En mars 1897, le torpilleur n°168 de la Marine nationale s'est échoué sur une plage du Brusc, à Six-Fours-les-Plages. L'incident, relaté avec verve par la presse de l'époque, a marqué les mémoires locales. Le journal Le Radical du 12 mars 1897 décrit l'événement avec une plume savoureuse : « Il ne faut pas jouer avec la mer. C’est une bête intelligente et farouche (...) Jamais on ne saurait prendre trop de précautions envers cet élément perfide comme la femme. »
Une avarie au large de La Ciotat
Quelques jours plus tôt, les torpilleurs 167 et 168 quittent Marseille après des réparations. Remorqués vers Toulon, ils naviguent au large de La Ciotat lorsqu'un câble de remorquage rompt. Bien que la Méditerranée ne soit « nullement démontée », la houle complique les manœuvres. Le torpilleur n°168 dérive jusqu'au littoral six-fournais et s'échoue sur une plage. Le Radical situe l'accident « à la Coudrière, auprès de la jolie baie de Sanary faisant face à Saint-Nazaire ».

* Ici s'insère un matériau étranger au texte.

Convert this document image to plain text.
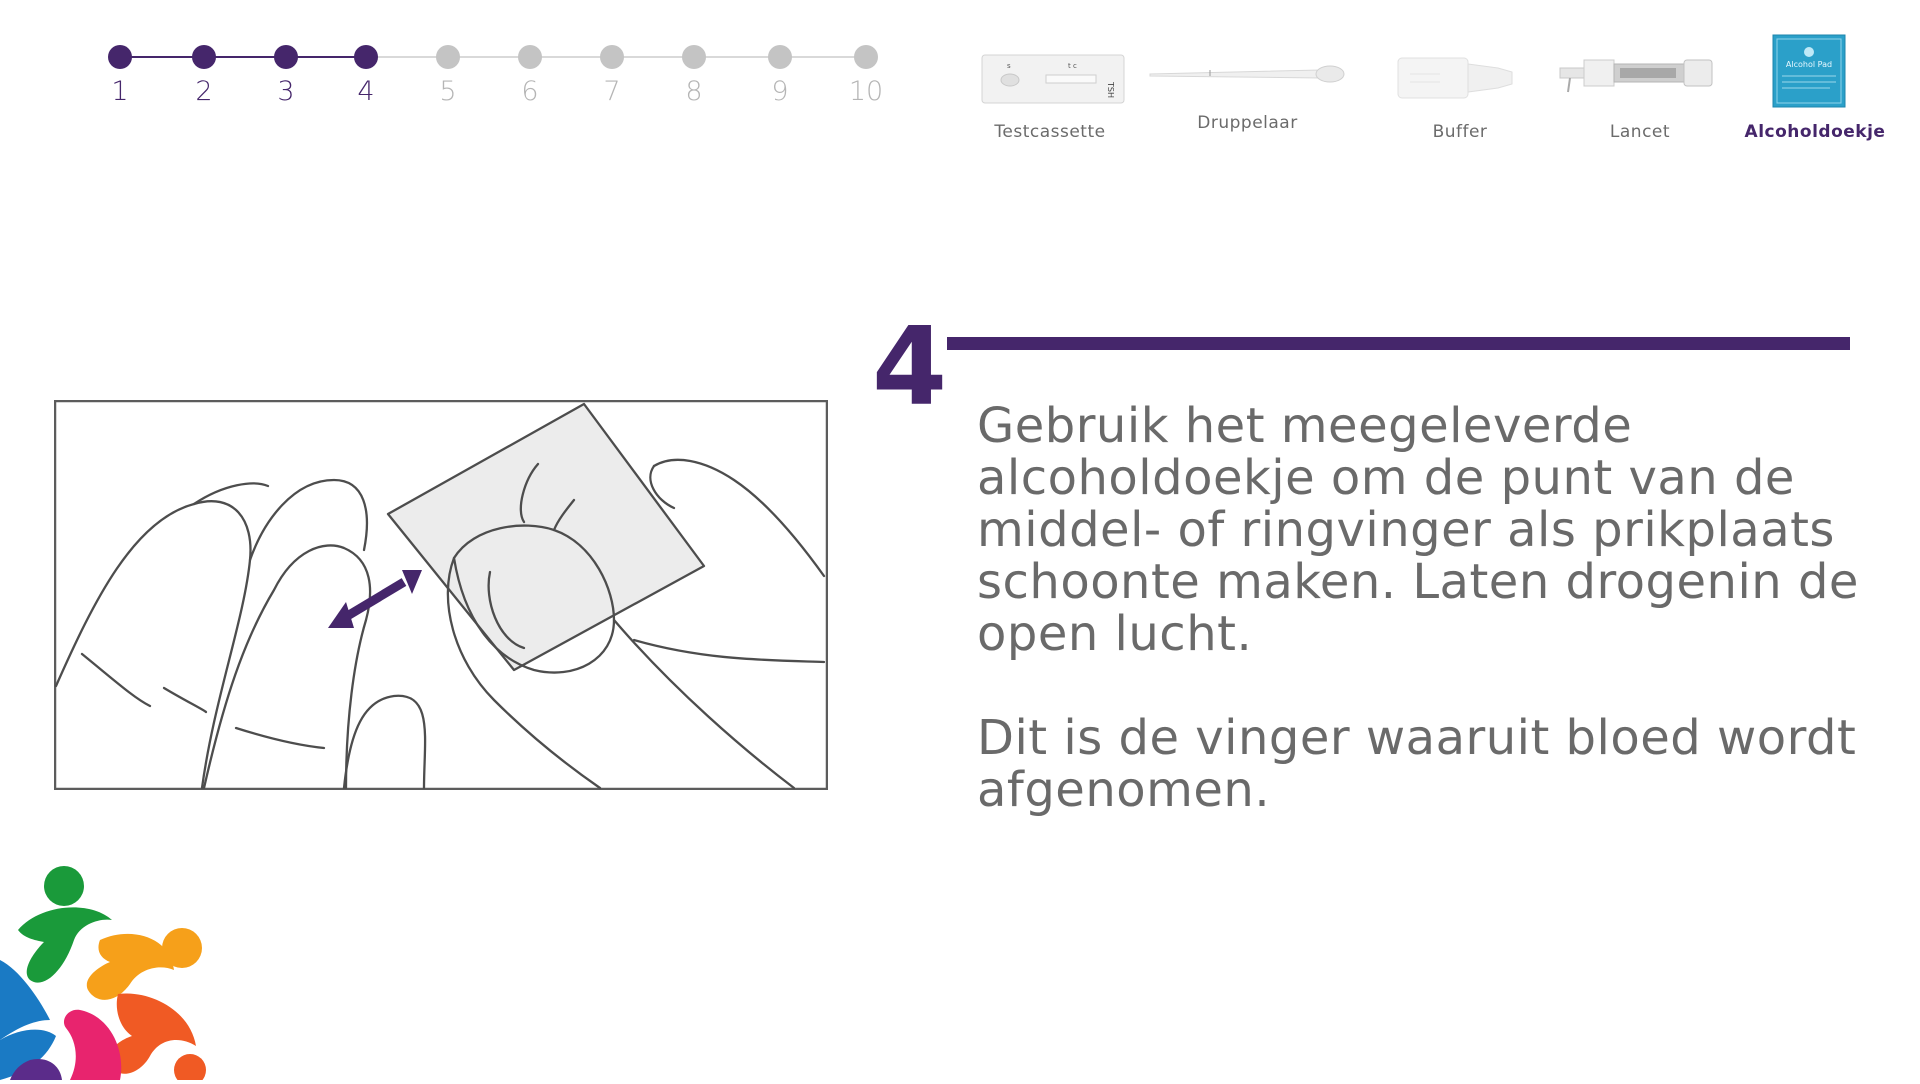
1	2	3	4	5	6	7	8	9	10
s	t c
TSH
Testcassette	Druppelaar	Buffer	Lancet
Alcohol Pad
Alcoholdoekje
4 Gebruik het meegeleverde alcoholdoekje om de punt van de middel- of ringvinger als prikplaats schoonte maken. Laten drogenin de open lucht.

Dit is de vinger waaruit bloed wordt afgenomen.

Au lever du jour, la silhouette du bâtiment de guerre posé sur le sable attire les curieux. Le journaliste décrit une scène presque irréelle : le torpilleur est « allongé sur le sable, paresseusement, ainsi qu’un cétacé endormi ». À bord, les marins s'activent. Quatre hommes rejoignent le bâtiment pour tenter de le maintenir en place. Deux ancres sont mouillées, mais les conditions de mer empêchent toute manœuvre décisive. Le journal estime alors qu'« il faut encore compter une dizaine de jours avant le renflouage complet de ce bateau ».
Un sauvetage risqué et un marin blessé
Le sauvetage mobilise plusieurs équipes et deux remorqueurs avant que le navire soit remis à flot et regagne Toulon. Si l'échouage ne fait aucune victime, les opérations de renflouement restent périlleuses. Dans son édition du 28 mars 1897, L'Éclaireur de l'Ain rapporte qu'au cours des manœuvres, Joseph Nhez, un matelot originaire de Lorient âgé de seulement 21 ans, a la main mutilée. Le journal s'interroge sur le sort du jeune marin : comment gagnera-t-il désormais sa vie ?
Une carrière qui se poursuit
L'incident ne met pas fin à la carrière du torpilleur. Réparé, le 168 reprend du service. Dix ans plus tard, le 30 juin 1907, plusieurs journaux relatent sa participation au transfert des mutins du 17e Régiment d'infanterie vers la Tunisie, suite à la révolte des vignerons du Midi. Le torpilleur remorque alors un grand chaland transportant 180 soldats. La traversée, longue de 56 heures, se déroule sans incident, et les hommes se disent « satisfaits des soins qu’ils ont reçus à bord ». Le 168 poursuit sa carrière jusqu'en 1908, avant d'être retiré du service et utilisé comme cible lors d'exercices de lancement de torpilles.
Des assiettes rescapées de l'histoire
Robert Priolio, habitant du Brusc, conserve les deux dernières assiettes familiales provenant du torpilleur n°168. « J’ai entendu cette histoire mille fois », raconte-t-il. À l'époque, ses arrière-grands-parents exploitaient déjà les terres du domaine. Dans ce secteur encore très peu habité, l'arrivée d'un torpilleur sur la plage constitue un événement exceptionnel. « À l’époque, les voisins étaient à 500 mètres. Quand le torpilleur s’est retrouvé sur la plage, c’était l’événement de l’année. Tout le monde s’est déplacé pour le voir. »
Pour faciliter le renflouement, les marins ont déchargé une partie du matériel embarqué et l'ont offert aux riverains. « Ils ont offert aux habitants tout ce qu’il y avait à bord », explique Robert. Sa famille repart avec plusieurs pièces de vaisselle, précieusement conservées de génération en génération. Pendant la Seconde Guerre mondiale, la famille, expropriée par l'armée allemande, met à l'abri ses biens les plus précieux dans un garage du centre-ville. À la Libération, le local est pillé. Les objets de valeur disparaissent, mais quelques pièces jugées sans importance échappent aux voleurs, dont plusieurs assiettes du torpilleur. Au fil des générations, d'autres se brisent. « Il n’en reste que deux », confie Robert. Loin d'être rangées dans une vitrine, elles ont accompagné le quotidien de plusieurs générations, dressées sur les tables familiales pendant plus d'un siècle.